Crucially, this adds to the debate over what should be done about such experiences, and future work looking at how having these experiences influence health/functioning/quality of life outcomes will be of interest. As a psychiatrist, I am cautious about overmedicalising experiences, and hope any calls for treating PEs in otherwise healthy, functioning people will be met with sensible scepticism, while we gather better evidence.
McGrath JJ, Saha S, Al-Hamzawi A, et al. Psychotic Experiences in the General Population: A Cross-National Analysis Based on 31 261 Respondents From 18 Countries. JAMA Psychiatry. Published online May 27, 2015. doi:10.1001/jamapsychiatry.2015.0575. [PubMed abstract]
Linscott RJ, van Os J. An updated and conservative systematic review and meta-analysis of epidemiological evidence on psychotic experiences in children and adults: on the pathway from proneness to persistence to dimensional expression across mental disorders. Psychological Medicine. 2013;43(6):1133-49. Epub 2012/08/02.

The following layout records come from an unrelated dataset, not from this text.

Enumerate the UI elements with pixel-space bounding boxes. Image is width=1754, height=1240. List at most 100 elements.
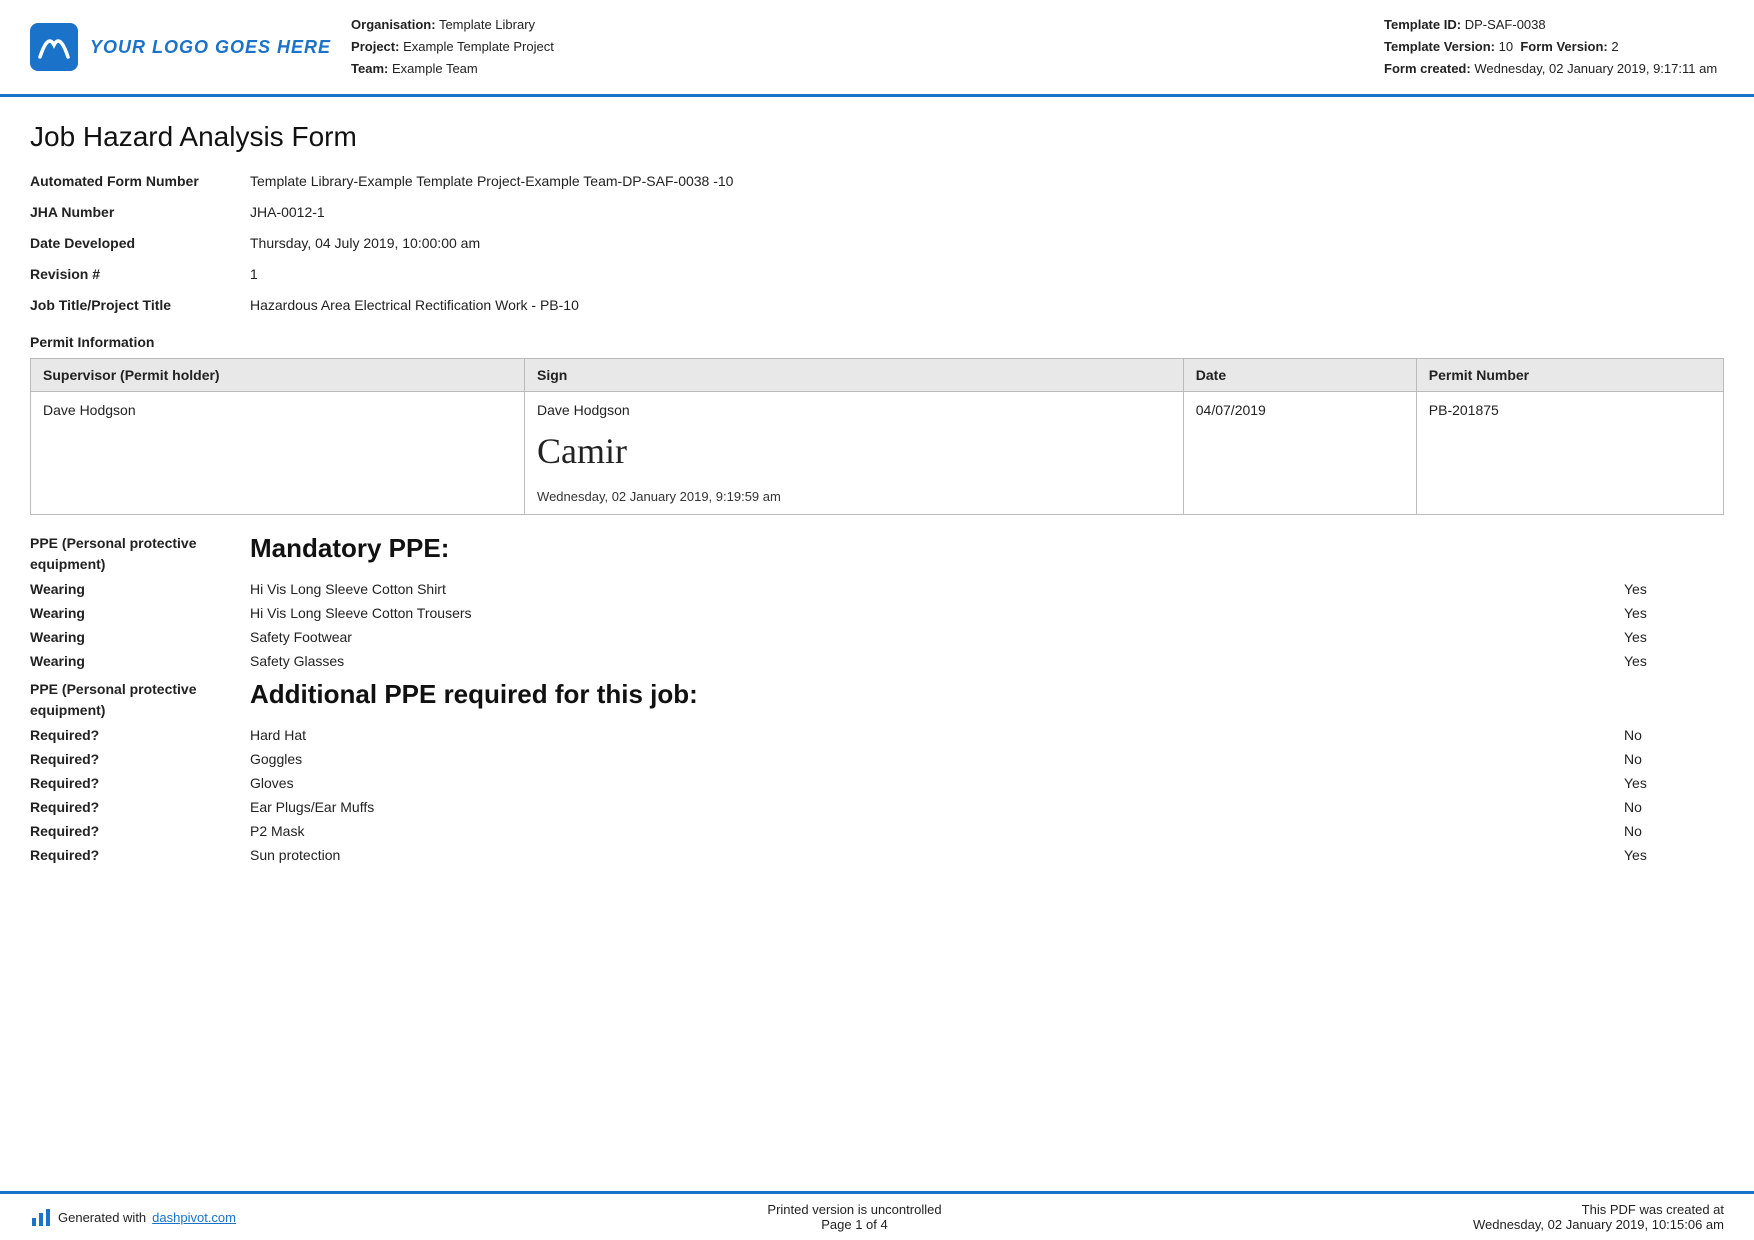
ppe-row-item: Safety Footwear xyxy=(250,629,1624,645)
ppe-row-item: Safety Glasses xyxy=(250,653,1624,669)
ppe-row-label: Required? xyxy=(30,751,250,767)
team-label: Team: xyxy=(351,61,388,76)
ppe-row-item: Ear Plugs/Ear Muffs xyxy=(250,799,1624,815)
jha-number-value: JHA-0012-1 xyxy=(250,202,1724,223)
permit-table: Supervisor (Permit holder) Sign Date Per… xyxy=(30,358,1724,515)
footer-center-line1: Printed version is uncontrolled xyxy=(767,1202,941,1217)
ppe-row-label: Required? xyxy=(30,847,250,863)
template-version-value: 10 xyxy=(1499,39,1513,54)
header-meta-right: Template ID: DP-SAF-0038 Template Versio… xyxy=(1384,14,1724,80)
automated-form-number-label: Automated Form Number xyxy=(30,171,250,192)
template-id-label: Template ID: xyxy=(1384,17,1461,32)
ppe-row-value: Yes xyxy=(1624,581,1724,597)
page-header: YOUR LOGO GOES HERE Organisation: Templa… xyxy=(0,0,1754,97)
ppe-additional-label: PPE (Personal protectiveequipment) xyxy=(30,679,250,721)
ppe-row-value: Yes xyxy=(1624,605,1724,621)
logo-section: YOUR LOGO GOES HERE xyxy=(30,14,331,80)
date-developed-value: Thursday, 04 July 2019, 10:00:00 am xyxy=(250,233,1724,254)
permit-col-supervisor: Supervisor (Permit holder) xyxy=(31,359,525,392)
permit-section-title: Permit Information xyxy=(30,334,1724,350)
form-created-label: Form created: xyxy=(1384,61,1471,76)
permit-supervisor-cell: Dave Hodgson xyxy=(31,392,525,515)
job-title-label: Job Title/Project Title xyxy=(30,295,250,316)
ppe-row-item: Sun protection xyxy=(250,847,1624,863)
ppe-row-value: Yes xyxy=(1624,775,1724,791)
org-value: Template Library xyxy=(439,17,535,32)
page-footer: Generated with dashpivot.com Printed ver… xyxy=(0,1191,1754,1240)
revision-row: Revision # 1 xyxy=(30,264,1724,285)
ppe-row-item: Hi Vis Long Sleeve Cotton Trousers xyxy=(250,605,1624,621)
automated-form-number-value: Template Library-Example Template Projec… xyxy=(250,171,1724,192)
logo-icon xyxy=(30,23,78,71)
form-version-label: Form Version: xyxy=(1520,39,1607,54)
footer-generated-text: Generated with xyxy=(58,1210,146,1225)
ppe-row-item: Hi Vis Long Sleeve Cotton Shirt xyxy=(250,581,1624,597)
ppe-mandatory-section: PPE (Personal protectiveequipment) Manda… xyxy=(30,533,1724,575)
ppe-row-value: Yes xyxy=(1624,847,1724,863)
ppe-additional-content: Additional PPE required for this job: xyxy=(250,679,1724,712)
page-title: Job Hazard Analysis Form xyxy=(30,121,1724,153)
ppe-row-label: Wearing xyxy=(30,629,250,645)
jha-number-label: JHA Number xyxy=(30,202,250,223)
ppe-mandatory-label: PPE (Personal protectiveequipment) xyxy=(30,533,250,575)
ppe-row-item: Gloves xyxy=(250,775,1624,791)
ppe-row-value: Yes xyxy=(1624,629,1724,645)
permit-date-cell: 04/07/2019 xyxy=(1183,392,1416,515)
ppe-row-label: Wearing xyxy=(30,581,250,597)
team-value: Example Team xyxy=(392,61,478,76)
ppe-additional-section: PPE (Personal protectiveequipment) Addit… xyxy=(30,679,1724,721)
header-meta-center: Organisation: Template Library Project: … xyxy=(351,14,1364,80)
ppe-mandatory-heading: Mandatory PPE: xyxy=(250,533,1724,564)
ppe-row-value: No xyxy=(1624,727,1724,743)
permit-col-sign: Sign xyxy=(525,359,1184,392)
ppe-row-label: Required? xyxy=(30,823,250,839)
project-label: Project: xyxy=(351,39,399,54)
permit-col-permit-number: Permit Number xyxy=(1416,359,1723,392)
project-value: Example Template Project xyxy=(403,39,554,54)
template-version-label: Template Version: xyxy=(1384,39,1495,54)
ppe-row-item: Goggles xyxy=(250,751,1624,767)
footer-right-line2: Wednesday, 02 January 2019, 10:15:06 am xyxy=(1473,1217,1724,1232)
footer-logo-icon xyxy=(30,1206,52,1228)
ppe-row-item: P2 Mask xyxy=(250,823,1624,839)
footer-link[interactable]: dashpivot.com xyxy=(152,1210,236,1225)
permit-col-date: Date xyxy=(1183,359,1416,392)
org-label: Organisation: xyxy=(351,17,436,32)
ppe-mandatory-item: Wearing Hi Vis Long Sleeve Cotton Trouse… xyxy=(30,605,1724,621)
ppe-row-item: Hard Hat xyxy=(250,727,1624,743)
ppe-mandatory-items: Wearing Hi Vis Long Sleeve Cotton Shirt … xyxy=(30,581,1724,669)
job-title-value: Hazardous Area Electrical Rectification … xyxy=(250,295,1724,316)
permit-number-cell: PB-201875 xyxy=(1416,392,1723,515)
footer-right-line1: This PDF was created at xyxy=(1473,1202,1724,1217)
ppe-mandatory-item: Wearing Hi Vis Long Sleeve Cotton Shirt … xyxy=(30,581,1724,597)
main-content: Job Hazard Analysis Form Automated Form … xyxy=(0,97,1754,951)
ppe-row-value: No xyxy=(1624,751,1724,767)
table-row: Dave Hodgson Dave Hodgson Camir Wednesda… xyxy=(31,392,1724,515)
jha-number-row: JHA Number JHA-0012-1 xyxy=(30,202,1724,223)
ppe-row-value: Yes xyxy=(1624,653,1724,669)
footer-center: Printed version is uncontrolled Page 1 o… xyxy=(767,1202,941,1232)
ppe-additional-heading: Additional PPE required for this job: xyxy=(250,679,1724,710)
permit-sign-cell: Dave Hodgson Camir Wednesday, 02 January… xyxy=(525,392,1184,515)
sig-name: Dave Hodgson xyxy=(537,402,1171,418)
ppe-additional-item: Required? Gloves Yes xyxy=(30,775,1724,791)
ppe-additional-item: Required? P2 Mask No xyxy=(30,823,1724,839)
template-id-value: DP-SAF-0038 xyxy=(1465,17,1546,32)
ppe-additional-item: Required? Goggles No xyxy=(30,751,1724,767)
logo-text: YOUR LOGO GOES HERE xyxy=(90,37,331,58)
footer-center-line2: Page 1 of 4 xyxy=(767,1217,941,1232)
footer-right: This PDF was created at Wednesday, 02 Ja… xyxy=(1473,1202,1724,1232)
ppe-row-label: Wearing xyxy=(30,653,250,669)
ppe-row-label: Required? xyxy=(30,727,250,743)
form-version-value: 2 xyxy=(1611,39,1618,54)
automated-form-number-row: Automated Form Number Template Library-E… xyxy=(30,171,1724,192)
ppe-additional-item: Required? Hard Hat No xyxy=(30,727,1724,743)
ppe-mandatory-item: Wearing Safety Glasses Yes xyxy=(30,653,1724,669)
ppe-mandatory-content: Mandatory PPE: xyxy=(250,533,1724,566)
ppe-additional-item: Required? Sun protection Yes xyxy=(30,847,1724,863)
date-developed-label: Date Developed xyxy=(30,233,250,254)
sig-drawing: Camir xyxy=(537,422,1171,481)
date-developed-row: Date Developed Thursday, 04 July 2019, 1… xyxy=(30,233,1724,254)
revision-value: 1 xyxy=(250,264,1724,285)
sig-date: Wednesday, 02 January 2019, 9:19:59 am xyxy=(537,489,1171,504)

Nuevo R, Chatterji S, Verdes E, Naidoo N, Arango C, Ayuso-Mateos JL. The continuum of psychotic symptoms in the general population: a cross-national study. Schizophrenia Bulletin. 2012;38(3):475-85. Epub 2010/09/16.
Nelson B, Yuen HP, Wood SJ, Lin A, Spiliotacopoulos D, Bruxner A, et al. Long-term follow-up of a group at ultra high risk (“prodromal”) for psychosis: the PACE 400 study. JAMA Psychiatry. 2013;70(8):793-802. Epub 2013/06/07.